Quando os artistas sérios usam todo o seu conhecimento como artistas para tentar representar algo para além da representação, estão colocar-se estruturalmente na posição de evocar o olhar fixo da sua audiência. Eles não transmitem o seu conhecimento directamente à audiência. Velasquez usou o seu conhecimento das artes de perspectiva, e de outros domínios de técnica artística. Kieslowski usou o seu domínio dos instrumentos do cinema e a sua forma de trabalhar com os outros muitos técnicos envolvidos no cinema. Todo o seu trabalho foi no sentido de produzir efeitos na audiência. Isto é semelhante ao analista que deve ter muitas espécies de conhecimento (S2) , as quais lhe são transmitidas no processo de aprendizagem da sua arte. Mas ele não pode usar este conhecimento directamente, apenas sustenta a sua tentativa de permanecer na posição de "objet petit a". Do mesmo modo, o artista não pode simplesmente dizer-vos o que ele pretende significar ou transmitir o seu conhecimento directamente.
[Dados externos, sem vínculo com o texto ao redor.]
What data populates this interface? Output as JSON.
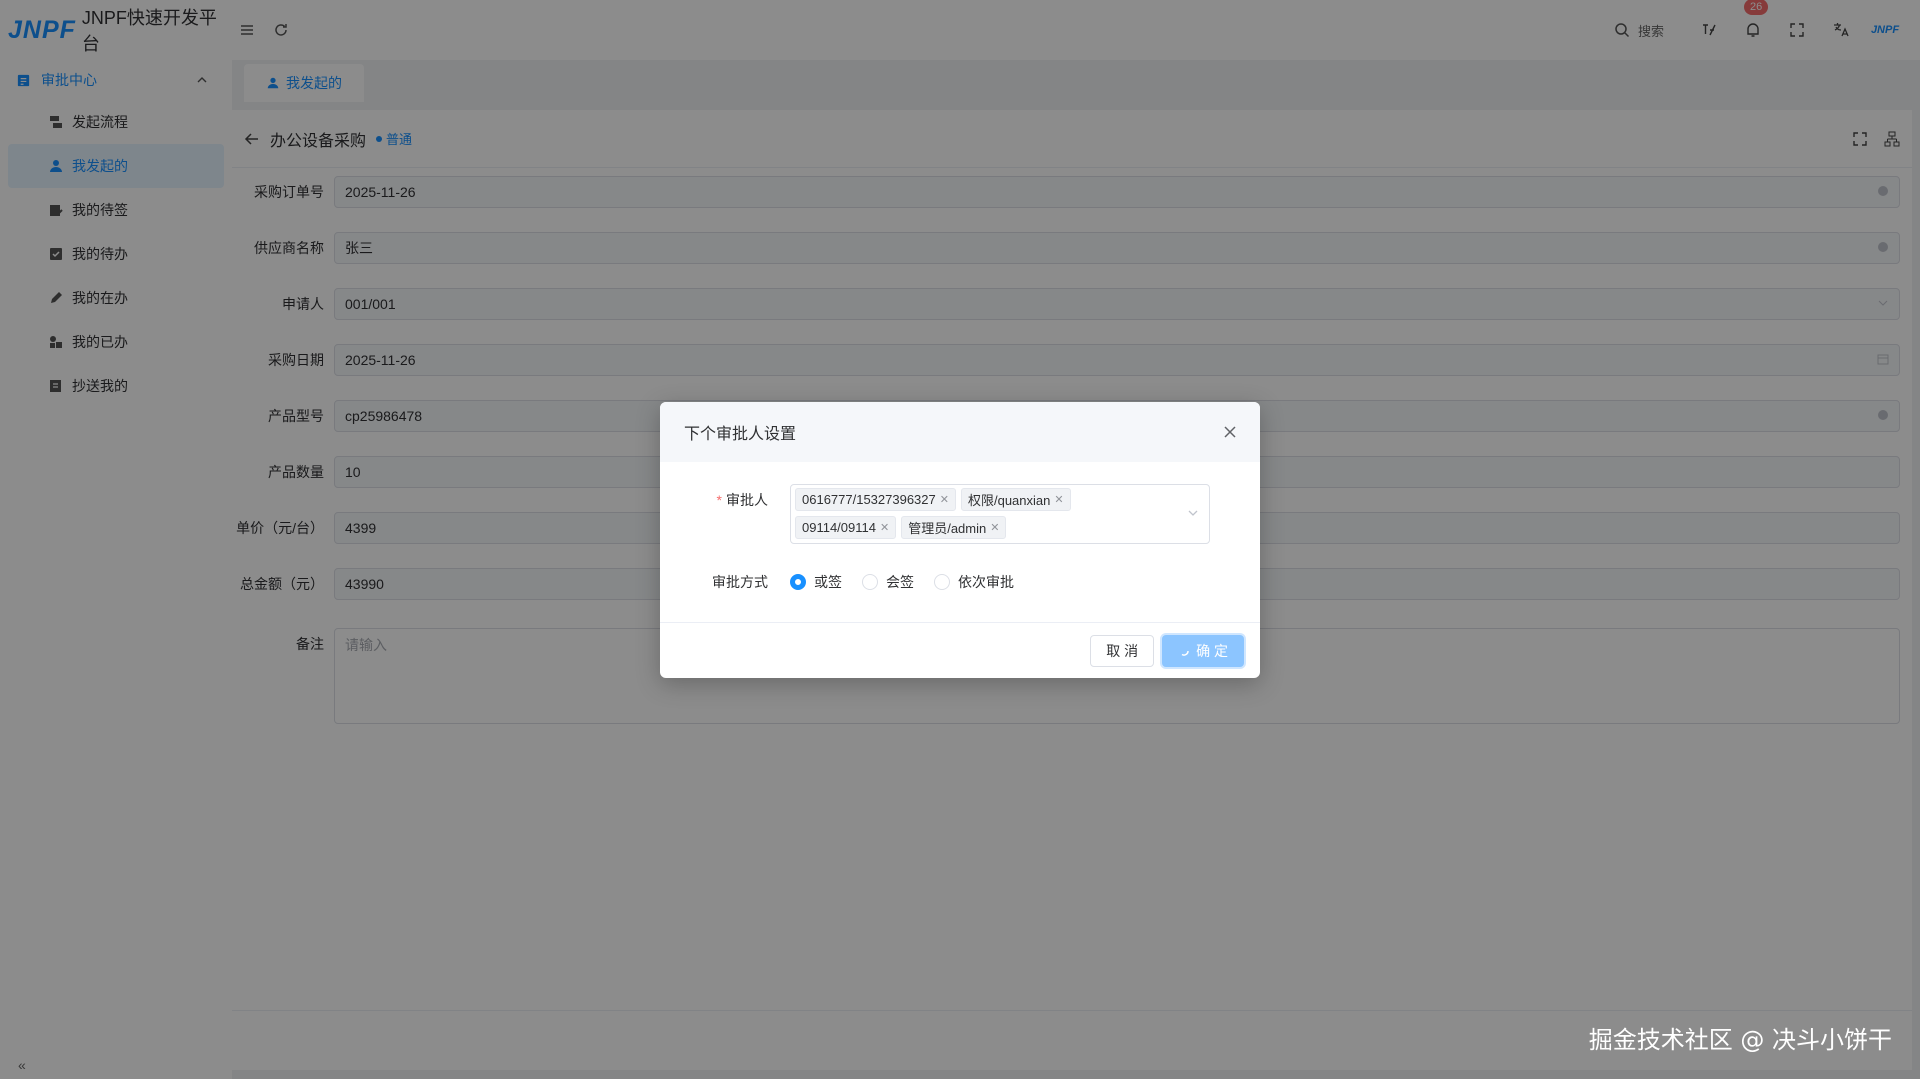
{
  "header": {
    "logo_text": "JNPF",
    "app_title": "JNPF快速开发平台",
    "search_label": "搜索",
    "notification_count": "26",
    "avatar_text": "JNPF"
  },
  "sidebar": {
    "group_label": "审批中心",
    "items": [
      {
        "label": "发起流程"
      },
      {
        "label": "我发起的"
      },
      {
        "label": "我的待签"
      },
      {
        "label": "我的待办"
      },
      {
        "label": "我的在办"
      },
      {
        "label": "我的已办"
      },
      {
        "label": "抄送我的"
      }
    ],
    "collapse_symbol": "«"
  },
  "tabs": [
    {
      "label": "我发起的"
    }
  ],
  "panel": {
    "title": "办公设备采购",
    "tag": "普通"
  },
  "form": {
    "fields": [
      {
        "label": "采购订单号",
        "value": "2025-11-26"
      },
      {
        "label": "供应商名称",
        "value": "张三"
      },
      {
        "label": "申请人",
        "value": "001/001"
      },
      {
        "label": "采购日期",
        "value": "2025-11-26"
      },
      {
        "label": "产品型号",
        "value": "cp25986478"
      },
      {
        "label": "产品数量",
        "value": "10"
      },
      {
        "label": "单价（元/台）",
        "value": "4399"
      },
      {
        "label": "总金额（元）",
        "value": "43990"
      }
    ],
    "remark_label": "备注",
    "remark_placeholder": "请输入"
  },
  "dialog": {
    "title": "下个审批人设置",
    "approver_label": "审批人",
    "approvers": [
      {
        "label": "0616777/15327396327"
      },
      {
        "label": "权限/quanxian"
      },
      {
        "label": "09114/09114"
      },
      {
        "label": "管理员/admin"
      }
    ],
    "method_label": "审批方式",
    "methods": [
      {
        "label": "或签"
      },
      {
        "label": "会签"
      },
      {
        "label": "依次审批"
      }
    ],
    "cancel_label": "取 消",
    "confirm_label": "确 定"
  },
  "watermark": "掘金技术社区 @ 决斗小饼干",
  "colors": {
    "accent": "#1890ff",
    "danger": "#f56c6c"
  }
}
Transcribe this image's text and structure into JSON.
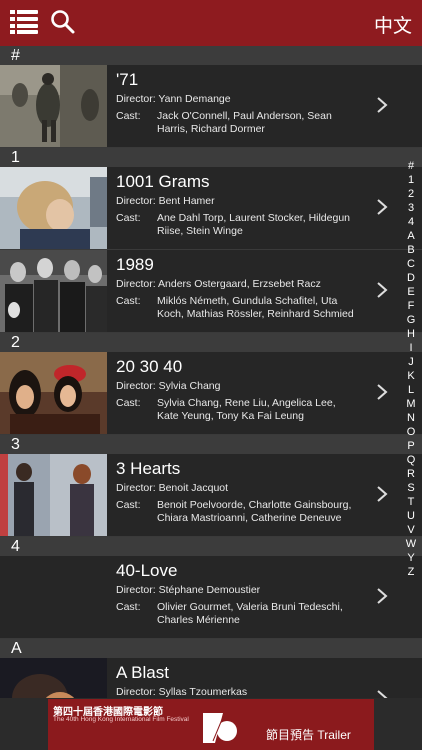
{
  "topbar": {
    "lang_label": "中文"
  },
  "sections": [
    {
      "letter": "#",
      "films": [
        {
          "title": "'71",
          "director_label": "Director: Yann Demange",
          "cast_label": "Cast:",
          "cast": "Jack O'Connell, Paul Anderson, Sean Harris, Richard Dormer"
        }
      ]
    },
    {
      "letter": "1",
      "films": [
        {
          "title": "1001 Grams",
          "director_label": "Director: Bent Hamer",
          "cast_label": "Cast:",
          "cast": "Ane Dahl Torp, Laurent Stocker, Hildegun Riise, Stein Winge"
        },
        {
          "title": "1989",
          "director_label": "Director: Anders Ostergaard, Erzsebet Racz",
          "cast_label": "Cast:",
          "cast": "Miklós Németh, Gundula Schafitel, Uta Koch, Mathias Rössler, Reinhard Schmied"
        }
      ]
    },
    {
      "letter": "2",
      "films": [
        {
          "title": "20 30 40",
          "director_label": "Director: Sylvia Chang",
          "cast_label": "Cast:",
          "cast": "Sylvia Chang, Rene Liu, Angelica Lee, Kate Yeung, Tony Ka Fai Leung"
        }
      ]
    },
    {
      "letter": "3",
      "films": [
        {
          "title": "3 Hearts",
          "director_label": "Director: Benoit Jacquot",
          "cast_label": "Cast:",
          "cast": "Benoit Poelvoorde, Charlotte Gainsbourg, Chiara Mastrioanni, Catherine Deneuve"
        }
      ]
    },
    {
      "letter": "4",
      "films": [
        {
          "title": "40-Love",
          "director_label": "Director: Stéphane Demoustier",
          "cast_label": "Cast:",
          "cast": "Olivier Gourmet, Valeria Bruni Tedeschi, Charles Mérienne"
        }
      ]
    },
    {
      "letter": "A",
      "films": [
        {
          "title": "A Blast",
          "director_label": "Director: Syllas Tzoumerkas",
          "cast_label": "",
          "cast": ""
        }
      ]
    }
  ],
  "index": [
    "#",
    "1",
    "2",
    "3",
    "4",
    "A",
    "B",
    "C",
    "D",
    "E",
    "F",
    "G",
    "H",
    "I",
    "J",
    "K",
    "L",
    "M",
    "N",
    "O",
    "P",
    "Q",
    "R",
    "S",
    "T",
    "U",
    "V",
    "W",
    "Y",
    "Z"
  ],
  "banner": {
    "chinese_title": "第四十屆香港國際電影節",
    "english_title": "The 40th Hong Kong International Film Festival",
    "label": "節目預告 Trailer"
  }
}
Assim, talvez que haja um discurso de artista que contenha os mesmos elementos, "a/S2 ---> $/S1" , que o discurso do analista, mas que seja praticado no campo social principalmente ao nível do olhar fixo e da voz. O "$", o sujeito dividido, hipotéticos membros da audiência como eu próprio, que quando confrontados por esta divisão de nós próprios evocada pelo trabalho de arte, começam a fazer comentários como este. A contribuição de Lacan para o campo da estética parece ser ao serviço de uma melhor compreensão de como o artista alcança os seus efeitos. Mais, tais efeitos são intrinsecamente ligados com o inconsciente, estruturados como uma linguagem; "outra cena" ; o local onde "o representante da representação" fica para além no campo do olhar fixo.

O meu objectivo neste texto não era interpretar Velasquez ou Kieslowski mas prestar uma homenagem ao poder que eles transmitem dentro do campo do inconsciente, e questionar o modo como o trabalho deles comunica connosco a um nível para além da representação, no que poderia ser chamado o "discurso do artista".